Working with datetimes

Datetimes can be a very useful datatype to work with. We can use crandas to deal with date and datetime data in a way where datetimes that were uploaded with different formats can still be correctly compared. In this section we will learn how to upload dates and datetimes to the engine and the datetime-specific functions we have that allow us to extract properties from the datetime data that we have.

Uploading Datetimes

When uploading datetimes as strings we have to be more explicit than when uploading integers or strings. In order for crandas to know that the column that you are trying to upload contains datetimes, you must specify the datetime ctype.

import crandas as cd
import pandas as pd

# The datetimes are in ISO 8601 format, but formats accepted by strptime are accepted
datetimes = ["1991-02-04T09:36:55.100", 
            "2023-08-30T21:15:23.550",
            "2023-09-06T12:15:55.830"]
# We need to add the ctype or it won't work
tab = cd.DataFrame({"datetimes" : datetimes}, ctype={"datetimes": "datetime"})

Note

Many standard crandas operations such as the group-by and the join also work normally for datetime columns (with some exceptions covered here). This includes the aggregates min() and max(), which report the earliest and latest datetime respectively. On the other hand, aggregates such as sum() are ill-defined for datetimes and cannot be used.

There are certain data formats that are ambiguous. For example, it is not clear whether "01/02/2000" refers to the first of February or the second of January. When using ambiguous formats, you can add the following format specification to the ctype:

# We need to add the ctype or it won't work
tab = cd.DataFrame(
    {"ambiguous_datetimes": ["01/02/2000 15:12:00", "02/04/1991 20:00:55", "03/12/1993 05:30:30"]},
    ctype={"ambiguous_datetimes": "datetime[format=%d/%m/%Y %H:%M:%S]"},
)

The accepted options can be found here.

Python has multiple ways to represent datetimes, including datetime.datetime, pandas.Timestamp and numpy.datetime64. When uploading an existing DataFrame with one of these representations, the resulting DataFrames will have the relevant column as a datetime.

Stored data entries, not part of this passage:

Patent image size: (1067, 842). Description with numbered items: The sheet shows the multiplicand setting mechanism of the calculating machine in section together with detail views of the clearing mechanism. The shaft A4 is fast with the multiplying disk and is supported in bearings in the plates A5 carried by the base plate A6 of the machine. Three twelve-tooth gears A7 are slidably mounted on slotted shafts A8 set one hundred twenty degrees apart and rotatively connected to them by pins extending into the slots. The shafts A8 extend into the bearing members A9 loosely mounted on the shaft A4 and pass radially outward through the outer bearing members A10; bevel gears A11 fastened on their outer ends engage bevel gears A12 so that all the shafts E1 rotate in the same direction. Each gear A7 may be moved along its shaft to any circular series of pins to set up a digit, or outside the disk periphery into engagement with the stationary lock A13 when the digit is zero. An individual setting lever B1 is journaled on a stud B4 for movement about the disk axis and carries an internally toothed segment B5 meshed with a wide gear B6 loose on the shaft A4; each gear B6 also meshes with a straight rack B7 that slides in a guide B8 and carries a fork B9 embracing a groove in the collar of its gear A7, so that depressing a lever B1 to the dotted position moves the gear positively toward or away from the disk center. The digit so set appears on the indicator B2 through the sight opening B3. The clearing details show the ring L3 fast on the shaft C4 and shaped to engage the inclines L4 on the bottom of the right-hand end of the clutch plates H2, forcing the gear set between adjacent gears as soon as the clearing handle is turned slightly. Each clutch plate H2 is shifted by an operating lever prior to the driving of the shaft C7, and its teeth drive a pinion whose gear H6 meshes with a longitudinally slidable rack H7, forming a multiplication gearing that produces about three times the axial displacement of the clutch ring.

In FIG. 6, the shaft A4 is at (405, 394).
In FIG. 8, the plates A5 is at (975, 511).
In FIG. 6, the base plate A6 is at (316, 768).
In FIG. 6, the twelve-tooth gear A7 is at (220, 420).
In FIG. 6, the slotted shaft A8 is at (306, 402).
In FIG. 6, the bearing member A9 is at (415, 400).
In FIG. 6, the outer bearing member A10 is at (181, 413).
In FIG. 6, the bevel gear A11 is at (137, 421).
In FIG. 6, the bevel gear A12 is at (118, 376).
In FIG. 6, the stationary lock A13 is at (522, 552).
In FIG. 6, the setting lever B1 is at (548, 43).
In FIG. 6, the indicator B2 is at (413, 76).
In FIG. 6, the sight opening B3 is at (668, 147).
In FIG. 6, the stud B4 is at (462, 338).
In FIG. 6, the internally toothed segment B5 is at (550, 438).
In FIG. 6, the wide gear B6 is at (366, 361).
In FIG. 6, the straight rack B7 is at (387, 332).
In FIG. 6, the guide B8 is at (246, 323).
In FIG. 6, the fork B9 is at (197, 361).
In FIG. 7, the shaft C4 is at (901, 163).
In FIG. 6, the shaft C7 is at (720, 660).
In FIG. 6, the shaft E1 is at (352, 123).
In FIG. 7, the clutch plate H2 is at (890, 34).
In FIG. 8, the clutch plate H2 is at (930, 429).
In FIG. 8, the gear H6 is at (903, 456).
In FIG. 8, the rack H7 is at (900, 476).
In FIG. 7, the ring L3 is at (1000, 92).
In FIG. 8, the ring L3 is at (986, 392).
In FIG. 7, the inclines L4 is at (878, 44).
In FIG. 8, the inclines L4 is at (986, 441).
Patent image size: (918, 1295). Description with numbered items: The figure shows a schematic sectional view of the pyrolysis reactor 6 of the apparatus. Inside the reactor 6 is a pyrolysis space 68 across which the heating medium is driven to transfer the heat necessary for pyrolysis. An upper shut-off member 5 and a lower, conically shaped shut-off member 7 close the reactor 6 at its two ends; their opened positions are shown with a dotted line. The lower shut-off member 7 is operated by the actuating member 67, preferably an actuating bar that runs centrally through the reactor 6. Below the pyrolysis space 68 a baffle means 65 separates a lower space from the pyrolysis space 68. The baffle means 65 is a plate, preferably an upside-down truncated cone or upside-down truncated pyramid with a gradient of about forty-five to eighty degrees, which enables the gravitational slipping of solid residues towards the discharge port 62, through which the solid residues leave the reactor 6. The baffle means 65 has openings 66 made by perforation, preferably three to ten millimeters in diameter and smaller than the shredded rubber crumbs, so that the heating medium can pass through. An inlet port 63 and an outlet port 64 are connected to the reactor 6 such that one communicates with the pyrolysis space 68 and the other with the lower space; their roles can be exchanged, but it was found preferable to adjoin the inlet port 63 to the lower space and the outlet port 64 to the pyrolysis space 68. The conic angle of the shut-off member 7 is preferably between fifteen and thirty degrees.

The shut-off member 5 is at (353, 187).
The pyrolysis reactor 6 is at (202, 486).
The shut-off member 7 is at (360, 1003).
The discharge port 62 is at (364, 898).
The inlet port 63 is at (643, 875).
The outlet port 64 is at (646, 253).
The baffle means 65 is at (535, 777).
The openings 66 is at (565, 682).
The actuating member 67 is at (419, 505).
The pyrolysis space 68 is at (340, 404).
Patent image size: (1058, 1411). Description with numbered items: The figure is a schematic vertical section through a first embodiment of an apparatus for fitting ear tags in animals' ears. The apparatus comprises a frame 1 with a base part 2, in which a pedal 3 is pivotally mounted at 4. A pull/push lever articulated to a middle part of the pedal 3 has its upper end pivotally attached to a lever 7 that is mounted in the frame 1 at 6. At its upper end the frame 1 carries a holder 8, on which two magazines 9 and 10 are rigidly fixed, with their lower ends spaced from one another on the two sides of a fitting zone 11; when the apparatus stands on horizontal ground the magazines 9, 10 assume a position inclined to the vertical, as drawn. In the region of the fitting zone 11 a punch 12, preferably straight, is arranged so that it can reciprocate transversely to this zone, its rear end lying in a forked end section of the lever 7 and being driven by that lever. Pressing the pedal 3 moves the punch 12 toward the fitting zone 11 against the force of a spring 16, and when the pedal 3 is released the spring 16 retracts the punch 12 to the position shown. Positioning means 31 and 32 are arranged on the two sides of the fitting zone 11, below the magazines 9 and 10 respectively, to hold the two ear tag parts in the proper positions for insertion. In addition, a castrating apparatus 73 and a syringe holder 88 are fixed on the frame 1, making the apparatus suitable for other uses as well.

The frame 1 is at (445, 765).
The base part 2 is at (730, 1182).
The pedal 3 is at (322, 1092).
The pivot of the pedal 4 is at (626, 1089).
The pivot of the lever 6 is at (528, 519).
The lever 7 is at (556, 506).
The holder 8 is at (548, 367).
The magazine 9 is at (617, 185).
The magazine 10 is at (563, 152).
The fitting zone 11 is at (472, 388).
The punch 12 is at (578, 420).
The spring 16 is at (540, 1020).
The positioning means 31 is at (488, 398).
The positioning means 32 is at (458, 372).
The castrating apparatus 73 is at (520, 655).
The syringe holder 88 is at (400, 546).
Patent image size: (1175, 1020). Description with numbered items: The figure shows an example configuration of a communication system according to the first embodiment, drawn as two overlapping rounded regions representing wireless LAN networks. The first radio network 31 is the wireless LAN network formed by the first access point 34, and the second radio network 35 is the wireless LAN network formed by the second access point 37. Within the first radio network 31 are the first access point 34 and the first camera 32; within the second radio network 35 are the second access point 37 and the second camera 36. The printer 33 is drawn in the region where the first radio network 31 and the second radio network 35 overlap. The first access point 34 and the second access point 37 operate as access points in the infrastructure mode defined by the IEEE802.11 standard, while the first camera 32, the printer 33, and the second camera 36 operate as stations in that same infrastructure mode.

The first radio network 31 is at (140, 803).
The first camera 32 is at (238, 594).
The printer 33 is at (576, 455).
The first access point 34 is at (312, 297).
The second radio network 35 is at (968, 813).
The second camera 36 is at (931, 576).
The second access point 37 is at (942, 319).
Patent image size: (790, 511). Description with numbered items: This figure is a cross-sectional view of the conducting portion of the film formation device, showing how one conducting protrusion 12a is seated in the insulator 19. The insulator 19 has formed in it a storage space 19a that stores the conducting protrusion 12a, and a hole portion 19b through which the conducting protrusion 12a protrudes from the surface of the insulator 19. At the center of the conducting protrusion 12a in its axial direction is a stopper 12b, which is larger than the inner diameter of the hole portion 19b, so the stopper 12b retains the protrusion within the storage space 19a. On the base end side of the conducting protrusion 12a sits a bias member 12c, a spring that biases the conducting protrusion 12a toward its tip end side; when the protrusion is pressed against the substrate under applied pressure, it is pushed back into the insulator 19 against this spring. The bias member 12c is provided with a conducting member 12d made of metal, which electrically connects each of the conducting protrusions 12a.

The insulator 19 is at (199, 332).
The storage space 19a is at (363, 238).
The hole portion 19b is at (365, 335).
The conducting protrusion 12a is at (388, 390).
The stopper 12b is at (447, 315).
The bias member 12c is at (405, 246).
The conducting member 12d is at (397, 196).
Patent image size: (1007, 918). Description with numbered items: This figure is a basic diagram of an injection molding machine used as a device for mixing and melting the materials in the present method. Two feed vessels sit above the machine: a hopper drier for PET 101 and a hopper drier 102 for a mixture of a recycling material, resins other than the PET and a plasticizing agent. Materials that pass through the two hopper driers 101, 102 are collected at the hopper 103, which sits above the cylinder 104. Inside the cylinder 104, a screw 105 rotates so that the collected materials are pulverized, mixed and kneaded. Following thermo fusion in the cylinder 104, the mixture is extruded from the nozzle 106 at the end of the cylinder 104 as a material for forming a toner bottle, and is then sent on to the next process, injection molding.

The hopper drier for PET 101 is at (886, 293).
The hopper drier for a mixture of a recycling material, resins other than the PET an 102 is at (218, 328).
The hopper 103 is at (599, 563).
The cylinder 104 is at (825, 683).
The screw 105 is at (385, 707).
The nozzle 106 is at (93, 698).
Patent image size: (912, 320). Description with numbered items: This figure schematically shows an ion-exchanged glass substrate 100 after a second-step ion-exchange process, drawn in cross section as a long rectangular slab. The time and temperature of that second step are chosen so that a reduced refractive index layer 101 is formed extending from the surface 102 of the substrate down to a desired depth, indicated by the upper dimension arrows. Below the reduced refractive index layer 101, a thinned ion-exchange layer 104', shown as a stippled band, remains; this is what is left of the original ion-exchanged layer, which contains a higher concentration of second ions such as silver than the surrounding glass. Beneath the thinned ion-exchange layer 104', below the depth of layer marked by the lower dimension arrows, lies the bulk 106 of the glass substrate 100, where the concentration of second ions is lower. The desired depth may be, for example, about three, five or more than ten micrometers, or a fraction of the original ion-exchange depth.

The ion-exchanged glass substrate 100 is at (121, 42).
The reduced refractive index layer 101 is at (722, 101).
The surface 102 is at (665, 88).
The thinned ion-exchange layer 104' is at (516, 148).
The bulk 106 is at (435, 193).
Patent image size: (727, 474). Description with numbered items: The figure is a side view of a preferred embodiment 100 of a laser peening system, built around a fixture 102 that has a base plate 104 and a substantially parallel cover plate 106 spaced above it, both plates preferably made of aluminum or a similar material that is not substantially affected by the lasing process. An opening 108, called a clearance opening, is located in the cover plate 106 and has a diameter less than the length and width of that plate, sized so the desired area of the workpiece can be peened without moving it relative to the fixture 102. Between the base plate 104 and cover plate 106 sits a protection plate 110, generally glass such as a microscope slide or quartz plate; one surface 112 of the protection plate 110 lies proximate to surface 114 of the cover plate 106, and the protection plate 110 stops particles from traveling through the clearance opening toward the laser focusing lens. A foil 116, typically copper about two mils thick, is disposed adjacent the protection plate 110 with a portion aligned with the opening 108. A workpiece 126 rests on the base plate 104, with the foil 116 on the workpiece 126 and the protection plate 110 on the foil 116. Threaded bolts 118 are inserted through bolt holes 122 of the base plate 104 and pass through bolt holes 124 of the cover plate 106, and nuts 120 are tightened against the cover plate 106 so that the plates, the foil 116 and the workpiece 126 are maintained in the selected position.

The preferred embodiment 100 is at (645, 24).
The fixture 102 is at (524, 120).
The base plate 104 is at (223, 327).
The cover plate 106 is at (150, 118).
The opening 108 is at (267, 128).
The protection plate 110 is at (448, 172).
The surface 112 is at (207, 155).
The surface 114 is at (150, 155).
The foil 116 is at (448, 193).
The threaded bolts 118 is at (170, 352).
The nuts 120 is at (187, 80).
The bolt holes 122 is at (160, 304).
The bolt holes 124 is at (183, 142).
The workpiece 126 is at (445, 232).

pydatetimes = pd.to_datetime(
    ["19910204T15:00:00", "2023-08-10T11:00:00", "2023-09-06 21:15:00", 
    "March 14, 2016 09:15:50", "19010101T10:15:30", "20991231T23:59:59"],
    format="mixed",
)
tab = cd.DataFrame({"datetimes": pydatetimes})

In some cases, it is more natural to work with dates rather than datetimes, for instance if only the date is known. For this purpose, crandas also offers a dedicated date type. Compared to datetimes, dates in crandas are more efficient to work with, are simpler to handle, and also support arithmetic. When uploading dates as strings, it is necessary to specify the date ctype.

# The dates are in ISO 8601 format, but formats accepted by strptime are accepted
dates = ["19910204", "20230830", "20230906", "20160314"]
# We need to add the ctype or it won't work
tab =  cd.DataFrame({"dates" : dates}, ctype={"dates": "date"})

Similar to datetimes, also the date column allows for a custom format to be specified as date[format=...].

Warning

Due to technical limitations, crandas can only handle datetimes/dates between 1901-01-01 and 2099-12-31.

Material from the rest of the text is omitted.